Analysis and Characterization of Pattern Classifiers; GASP - Generator of Adaptive Statistical Pattern Recognition Systems

Abstract : Report developed under STTR Contract for topic ARMY 02-T004 Under this effort, Frontier Technology, Inc. (FTI) and University of Florida (UF) are developing designs for automatically-generated statistical pattern recognition systems (GASPs) that can classify uncooperative targets among time-varying natural and manmade backgrounds. We also propose to analyze the performance of the envisioned GASPs to: (a) covertly acquire feature data (e.g., statistical, spectral, and spatial cues) from target/background imagery, (b)apply multiple classifiers to target(background information to select probable target location and identity, (c) apply inferencing rules to disambiguate infeasible or contradictory classifier outputs.
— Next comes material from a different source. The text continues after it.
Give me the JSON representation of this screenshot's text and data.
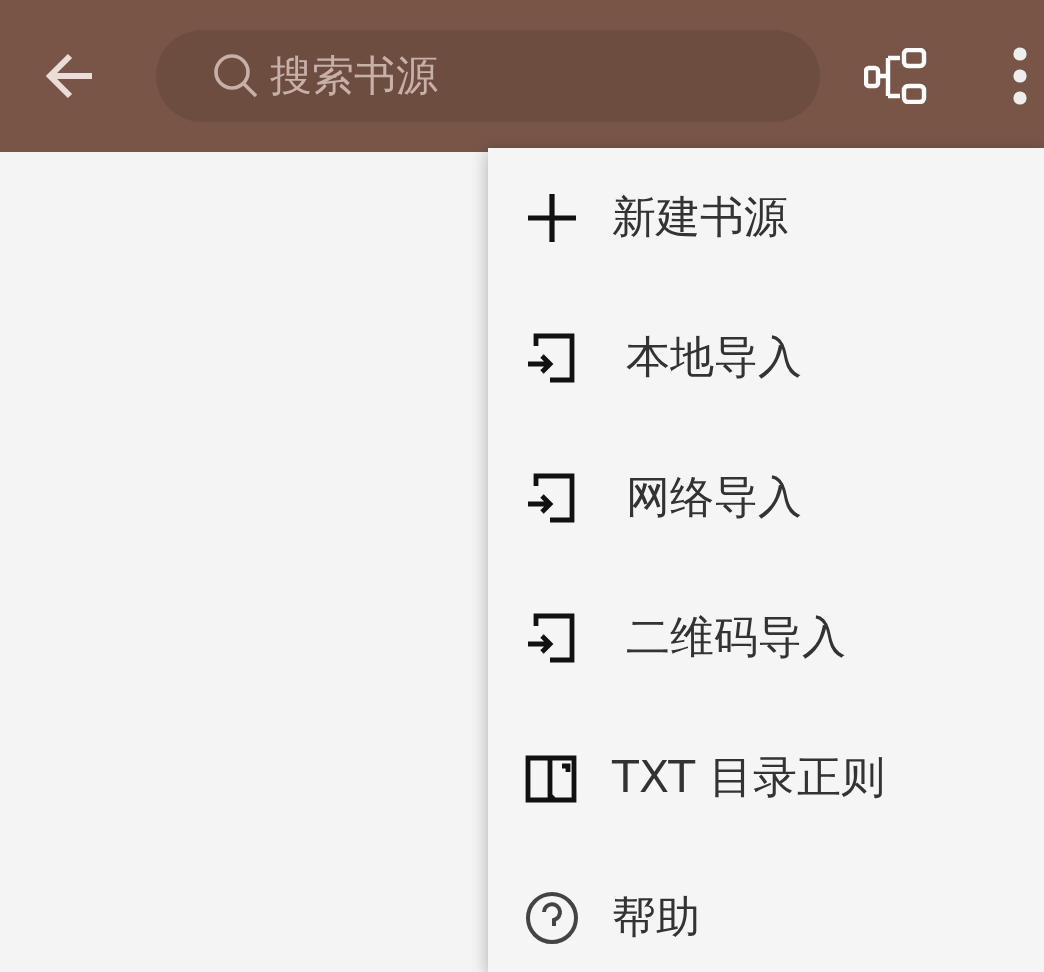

Pattern selection, key to successful system operation in mission- and threat-specific scenarios, will utilize Dempster-Schaefer theory and UF's powerful data fusion paradigm, Morphological Neural Nets (MNN). Phase-I will evaluate, extend and exploit FTI and UF's successful, DoD-sponsored R&D for dynamic pattern recognition and ATR to develop and test an efficient system design for target classifier output fusion and disambiguation. System design will include analysis of complexity and cost of potential hardware implementations. In a Phase-II effort, we will use Phase-I results to drive candidate pattern downselection in FTI's DoD-supported TNE paradigm. MNNs and TNE have been proven highly successful in a wide variety of recognition problems, thus we propose to analyze GASP system performance in realistic ATR scenarios.